Social media becomes Fiji election battleground
A battle for the young vote is gathering pace in Fiji on social media.
A battle for the young vote is gathering pace in Fiji on social media. Political parties and politicians are beefing up their presence online but just how will it translate into ticks at the polling booth?
Sally Round reports.
Statistics show more than a third of people in Fiji are using the internet. While there is a way to go to reach the 90 percent penetration rate of some western countries, it is a far cry from the 10 percent of people who had access to the net in Fiji when the last election was held in 2006. With the voting age lowered to 18 and about 40 percent of voters classed as young, it is no surprise that political parties are focusing on the use of social media to garner the all-important youth vote. The president of Fiji's oldest party, the National Federation Party, says the voter profile means a change in its traditional campaigning style. Raman Singh says the party, with the help of experts, is developing a stronger online presence with a website, Facebook page and discussion forums planned.

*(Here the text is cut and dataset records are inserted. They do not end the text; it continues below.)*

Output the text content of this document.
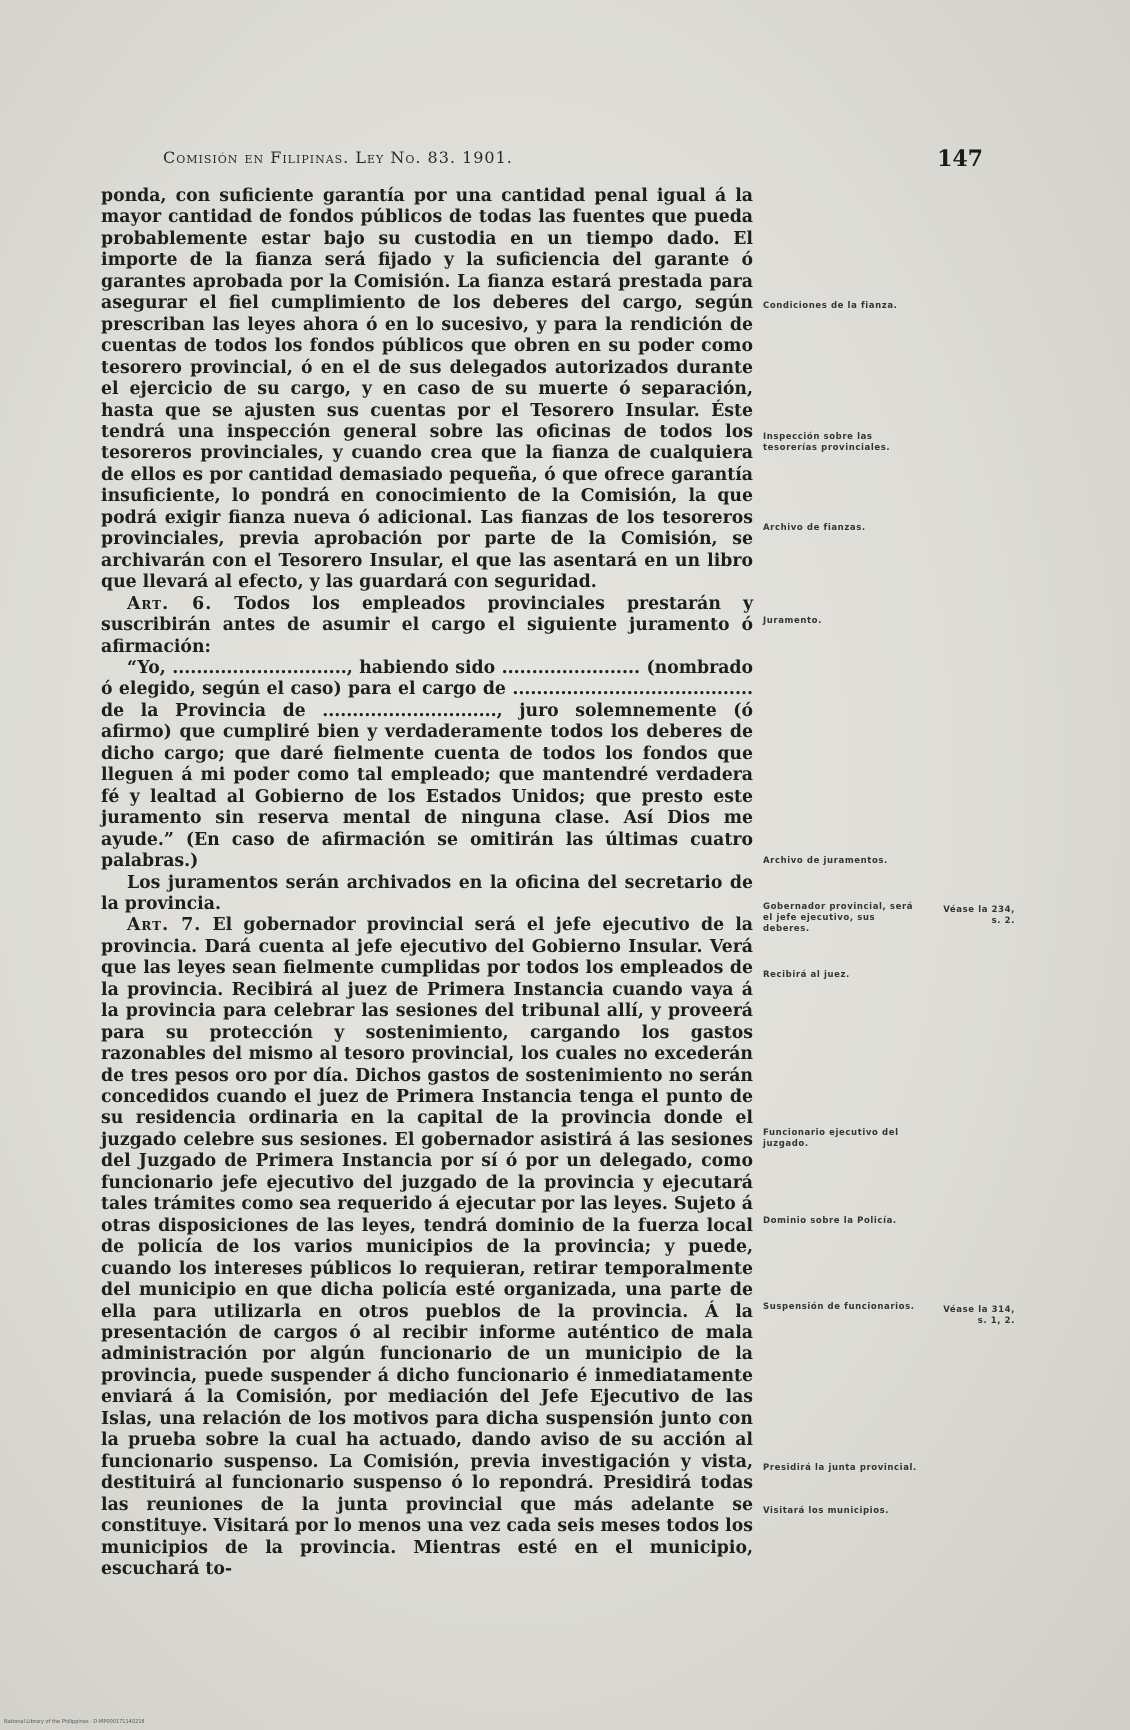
Comisión en Filipinas. Ley No. 83. 1901.	147

ponda, con suficiente garantía por una cantidad penal igual á la mayor cantidad de fondos públicos de todas las fuentes que pueda probablemente estar bajo su custodia en un tiempo dado. El importe de la fianza será fijado y la suficiencia del garante ó garantes aprobada por la Comisión. La fianza estará prestada para asegurar el fiel cumplimiento de los deberes del cargo, según prescriban las leyes ahora ó en lo sucesivo, y para la rendición de cuentas de todos los fondos públicos que obren en su poder como tesorero provincial, ó en el de sus delegados autorizados durante el ejercicio de su cargo, y en caso de su muerte ó separación, hasta que se ajusten sus cuentas por el Tesorero Insular. Éste tendrá una inspección general sobre las oficinas de todos los tesoreros provinciales, y cuando crea que la fianza de cualquiera de ellos es por cantidad demasiado pequeña, ó que ofrece garantía insuficiente, lo pondrá en conocimiento de la Comisión, la que podrá exigir fianza nueva ó adicional. Las fianzas de los tesoreros provinciales, previa aprobación por parte de la Comisión, se archivarán con el Tesorero Insular, el que las asentará en un libro que llevará al efecto, y las guardará con seguridad.

Art. 6. Todos los empleados provinciales prestarán y suscribirán antes de asumir el cargo el siguiente juramento ó afirmación:

“Yo, ............................., habiendo sido ....................... (nombrado ó elegido, según el caso) para el cargo de ........................................ de la Provincia de ............................., juro solemnemente (ó afirmo) que cumpliré bien y verdaderamente todos los deberes de dicho cargo; que daré fielmente cuenta de todos los fondos que lleguen á mi poder como tal empleado; que mantendré verdadera fé y lealtad al Gobierno de los Estados Unidos; que presto este juramento sin reserva mental de ninguna clase. Así Dios me ayude.” (En caso de afirmación se omitirán las últimas cuatro palabras.)

Los juramentos serán archivados en la oficina del secretario de la provincia.

Art. 7. El gobernador provincial será el jefe ejecutivo de la provincia. Dará cuenta al jefe ejecutivo del Gobierno Insular. Verá que las leyes sean fielmente cumplidas por todos los empleados de la provincia. Recibirá al juez de Primera Instancia cuando vaya á la provincia para celebrar las sesiones del tribunal allí, y proveerá para su protección y sostenimiento, cargando los gastos razonables del mismo al tesoro provincial, los cuales no excederán de tres pesos oro por día. Dichos gastos de sostenimiento no serán concedidos cuando el juez de Primera Instancia tenga el punto de su residencia ordinaria en la capital de la provincia donde el juzgado celebre sus sesiones. El gobernador asistirá á las sesiones del Juzgado de Primera Instancia por sí ó por un delegado, como funcionario jefe ejecutivo del juzgado de la provincia y ejecutará tales trámites como sea requerido á ejecutar por las leyes. Sujeto á otras disposiciones de las leyes, tendrá dominio de la fuerza local de policía de los varios municipios de la provincia; y puede, cuando los intereses públicos lo requieran, retirar temporalmente del municipio en que dicha policía esté organizada, una parte de ella para utilizarla en otros pueblos de la provincia. Á la presentación de cargos ó al recibir informe auténtico de mala administración por algún funcionario de un municipio de la provincia, puede suspender á dicho funcionario é inmediatamente enviará á la Comisión, por mediación del Jefe Ejecutivo de las Islas, una relación de los motivos para dicha suspensión junto con la prueba sobre la cual ha actuado, dando aviso de su acción al funcionario suspenso. La Comisión, previa investigación y vista, destituirá al funcionario suspenso ó lo repondrá. Presidirá todas las reuniones de la junta provincial que más adelante se constituye. Visitará por lo menos una vez cada seis meses todos los municipios de la provincia. Mientras esté en el municipio, escuchará to-

Condiciones de la fianza.
Inspección sobre las tesorerías provinciales.
Archivo de fianzas.
Juramento.
Archivo de juramentos.
Gobernador provincial, será el jefe ejecutivo, sus deberes.
Recibirá al juez.
Funcionario ejecutivo del juzgado.
Dominio sobre la Policía.
Suspensión de funcionarios.
Presidirá la junta provincial.
Visitará los municipios.
Véase la 234, s. 2.
Véase la 314, s. 1, 2.
National Library of the Philippines · D-MP000171140218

"Because we are traditionally used to meeting people, and at bigger meetings, and personally going to them, but now because of time constraints and all that and the fact that social media has come into the picture we are not so much forced to but we will have to take part in that and it is something which we will have to get used to."
Raman Singh says it is a matter of engaging young people without losing the support of traditional older voters many of whom do not use social media.

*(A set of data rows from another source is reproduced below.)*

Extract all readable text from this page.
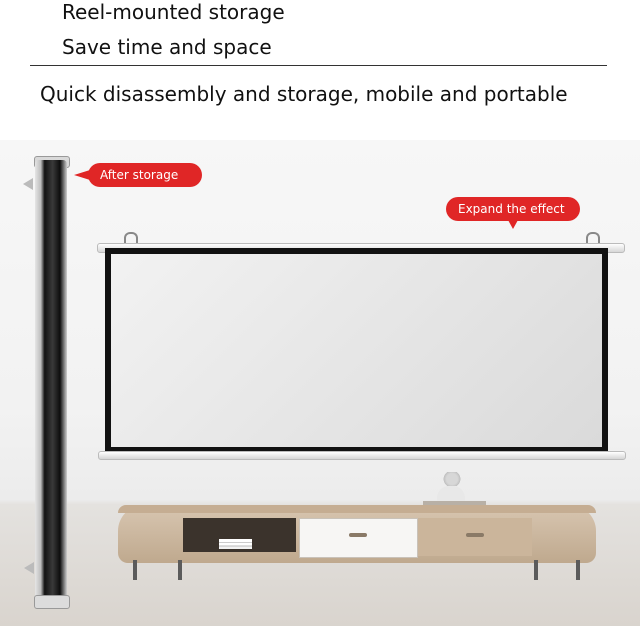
Reel-mounted storage
Save time and space
Quick disassembly and storage, mobile and portable
After storage
Expand the effect
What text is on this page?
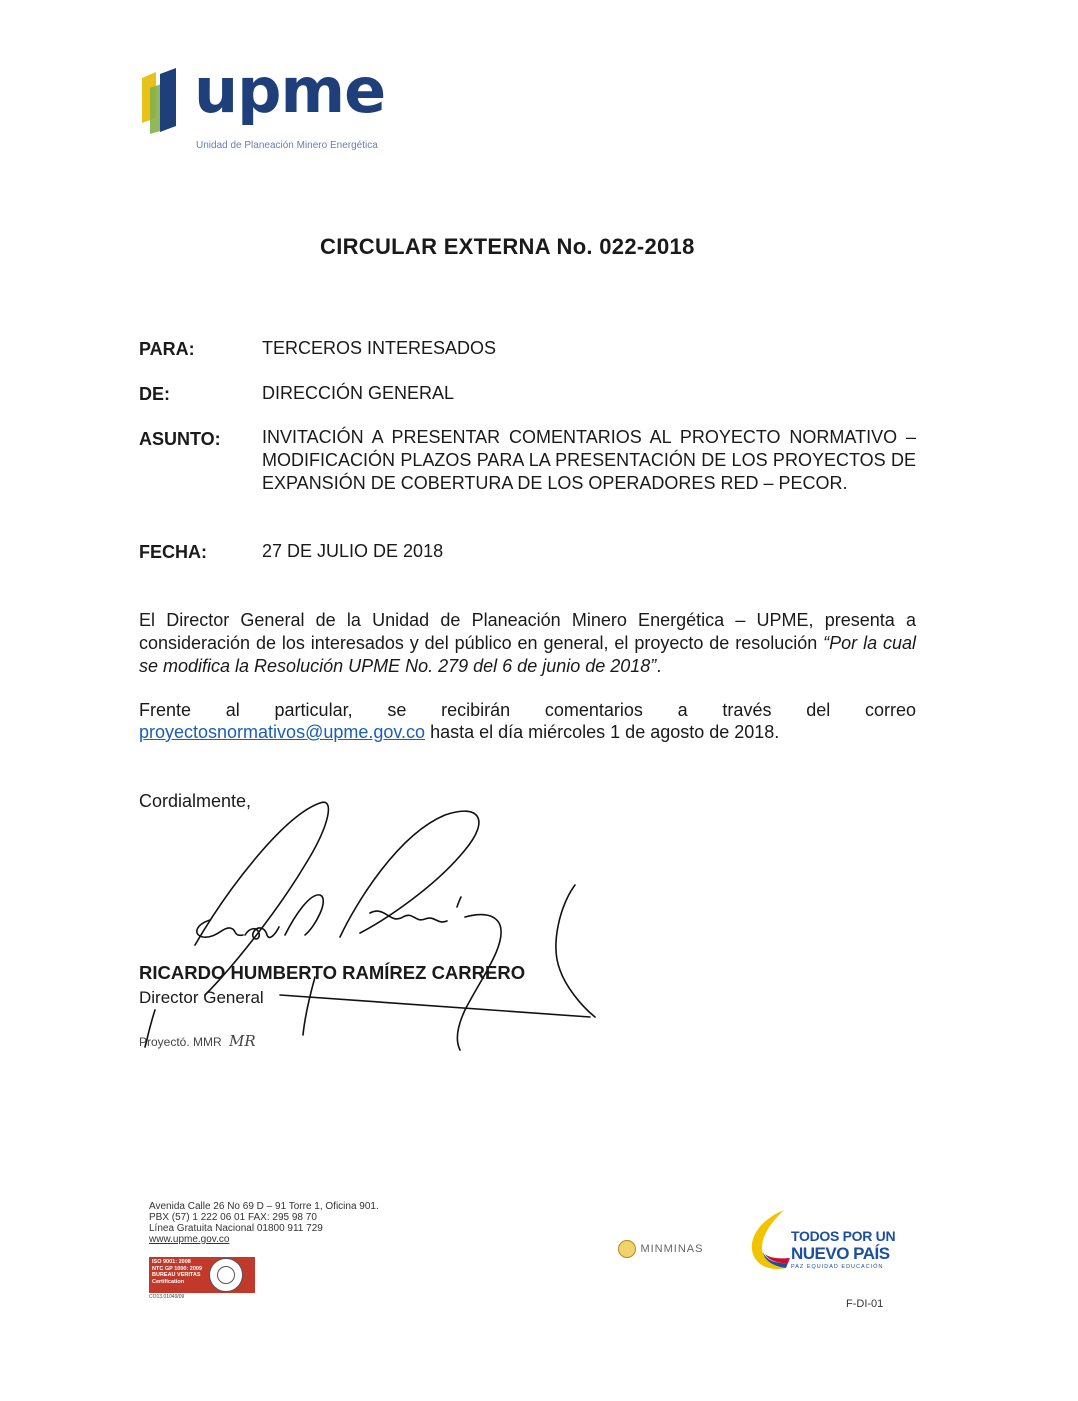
upme
Unidad de Planeación Minero Energética
CIRCULAR EXTERNA No. 022-2018
PARA:	TERCEROS INTERESADOS
DE:	DIRECCIÓN GENERAL
ASUNTO: INVITACIÓN A PRESENTAR COMENTARIOS AL PROYECTO NORMATIVO – MODIFICACIÓN PLAZOS PARA LA PRESENTACIÓN DE LOS PROYECTOS DE EXPANSIÓN DE COBERTURA DE LOS OPERADORES RED – PECOR.
FECHA:	27 DE JULIO DE 2018
El Director General de la Unidad de Planeación Minero Energética – UPME, presenta a consideración de los interesados y del público en general, el proyecto de resolución “Por la cual se modifica la Resolución UPME No. 279 del 6 de junio de 2018”.
Frente al particular, se recibirán comentarios a través del correo
proyectosnormativos@upme.gov.co hasta el día miércoles 1 de agosto de 2018.
Cordialmente,
RICARDO HUMBERTO RAMÍREZ CARRERO
Director General
Proyectó. MMR MR
Avenida Calle 26 No 69 D – 91 Torre 1, Oficina 901.
PBX (57) 1 222 06 01 FAX: 295 98 70
Línea Gratuita Nacional 01800 911 729
www.upme.gov.co
ISO 9001: 2008
NTC GP 1000: 2009
BUREAU VERITAS
Certification
CO13.01049/09
MINMINAS
TODOS POR UN
NUEVO PAÍS
PAZ EQUIDAD EDUCACIÓN
F-DI-01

"So far we have realised that the youths are not so much engaged in politics. They're busy in their own work and all that. But as the elections are approaching we can see that they are taking a bit of interest but it is a matter of cultivating that."
Pita Waqavonovono, who is the head of the youth wing of the Sodelpa party, says the party is getting feedback on its youth manifesto via social media, which is also proving to be an important platform for debate.

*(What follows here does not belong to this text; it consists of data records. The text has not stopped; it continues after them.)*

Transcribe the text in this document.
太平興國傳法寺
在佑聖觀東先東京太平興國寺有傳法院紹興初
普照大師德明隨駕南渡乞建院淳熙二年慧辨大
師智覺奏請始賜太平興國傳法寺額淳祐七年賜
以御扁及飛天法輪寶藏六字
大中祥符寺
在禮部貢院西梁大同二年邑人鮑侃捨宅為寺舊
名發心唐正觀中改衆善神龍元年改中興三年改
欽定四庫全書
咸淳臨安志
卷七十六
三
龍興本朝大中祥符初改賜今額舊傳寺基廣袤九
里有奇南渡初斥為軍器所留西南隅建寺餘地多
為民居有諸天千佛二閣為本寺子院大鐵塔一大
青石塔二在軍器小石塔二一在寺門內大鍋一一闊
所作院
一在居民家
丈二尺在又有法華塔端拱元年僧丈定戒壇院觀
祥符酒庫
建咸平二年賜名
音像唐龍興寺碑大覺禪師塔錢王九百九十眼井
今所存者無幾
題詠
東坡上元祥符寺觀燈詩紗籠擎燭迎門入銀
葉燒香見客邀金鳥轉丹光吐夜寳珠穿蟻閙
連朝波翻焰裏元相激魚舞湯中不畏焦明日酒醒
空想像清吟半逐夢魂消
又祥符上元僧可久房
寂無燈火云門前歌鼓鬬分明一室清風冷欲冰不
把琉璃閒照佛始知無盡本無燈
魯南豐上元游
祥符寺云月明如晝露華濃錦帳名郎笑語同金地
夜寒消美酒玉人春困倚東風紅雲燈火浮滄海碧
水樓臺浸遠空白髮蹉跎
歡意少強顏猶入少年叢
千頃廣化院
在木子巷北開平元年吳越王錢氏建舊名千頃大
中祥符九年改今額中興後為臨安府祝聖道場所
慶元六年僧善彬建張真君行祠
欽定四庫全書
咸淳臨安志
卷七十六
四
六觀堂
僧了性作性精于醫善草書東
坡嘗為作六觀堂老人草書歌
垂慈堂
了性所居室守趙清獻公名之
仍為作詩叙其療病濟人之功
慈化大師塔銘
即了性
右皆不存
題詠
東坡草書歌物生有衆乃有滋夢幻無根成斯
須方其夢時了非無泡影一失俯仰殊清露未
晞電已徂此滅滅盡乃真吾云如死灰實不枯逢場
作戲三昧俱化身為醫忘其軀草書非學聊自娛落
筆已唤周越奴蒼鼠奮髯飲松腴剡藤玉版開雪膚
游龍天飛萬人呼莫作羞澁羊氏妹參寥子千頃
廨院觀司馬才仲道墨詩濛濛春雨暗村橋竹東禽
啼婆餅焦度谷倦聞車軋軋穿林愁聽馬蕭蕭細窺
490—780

"Social media is where the battle for the youth vote is happening right now and the current regime has taken to social media also. They're campaigning on social media. There are also bullying tactics happening on social media so it's good to see there's a lot of freedom happening on social media when the mainstream media is not exercising much freedom to host debates and all that sort of stuff. It's all happening on social media."
The independent candidate Roshika Deo has experienced bullying and threats via the internet first-hand. But she says half of her manifesto comes from connecting with young people via the internet.
"A lot of them are on online, accessible, there's less intimidation so people are more readily giving their opinions and their feedback and then there's a lot of people that send private messages on the Facebook campaign page but people are definitely very much engaged. Whether they will vote for me or not does not matter at all because the primary objective of the "Be the Change" campaign is to get young people and women more politically and publicly mobilised."
An ethics and governance scholar in Fiji Mosmi Bhim says as people are less guarded on social media, it plays an important role in gauging people's opinions but not as far as Fiji's grassroots is concerned. She says her views do not reflect those of her employer the Fiji National University.
"The bulk of the population in Fiji still rely on the daily media for their news so if they're receiving censored news, that will form the basis for the information of the majority of people living in Fiji. So it's very important that the government lift any restrictions on the media and equally to make political parties feel that they can freely express their views in order to have a free dissemination of information in the lead up to elections."
Pita Waqavonovono of Sodelpa says young people may be vocal online, but many have not yet registered to vote for a number of reasons, including having no means to get to registration centres.
"A lot of young people are trying to suss out whether the system is flawed or not ... whether the elections will be free and fair and we've just been trying to spread the message of optimism about the whole election process. Apart from that you've got also a lot of young people who are isolated from the whole elections registration process."
But how has engagement with Twitter and Facebook affected election success abroad? An economist at New Zealand's Waikato University, Michael Cameron, says studies of recent elections in New Zealand showed candidates' use of Twitter and Facebook had only a small effect on how well they did in the polls and that was mainly where the race between candidates was tight. He says research indicates social media is most effective at engaging young voters who are among the least inclined, in the developed world at least, to vote.
"Importantly it may be used as a tool to mobilise those voters. So looking at for instance the presidential elections in the US, social media played a big role in terms of mobilising voters as opposed to trying to change their opinion about which candidate they should vote for."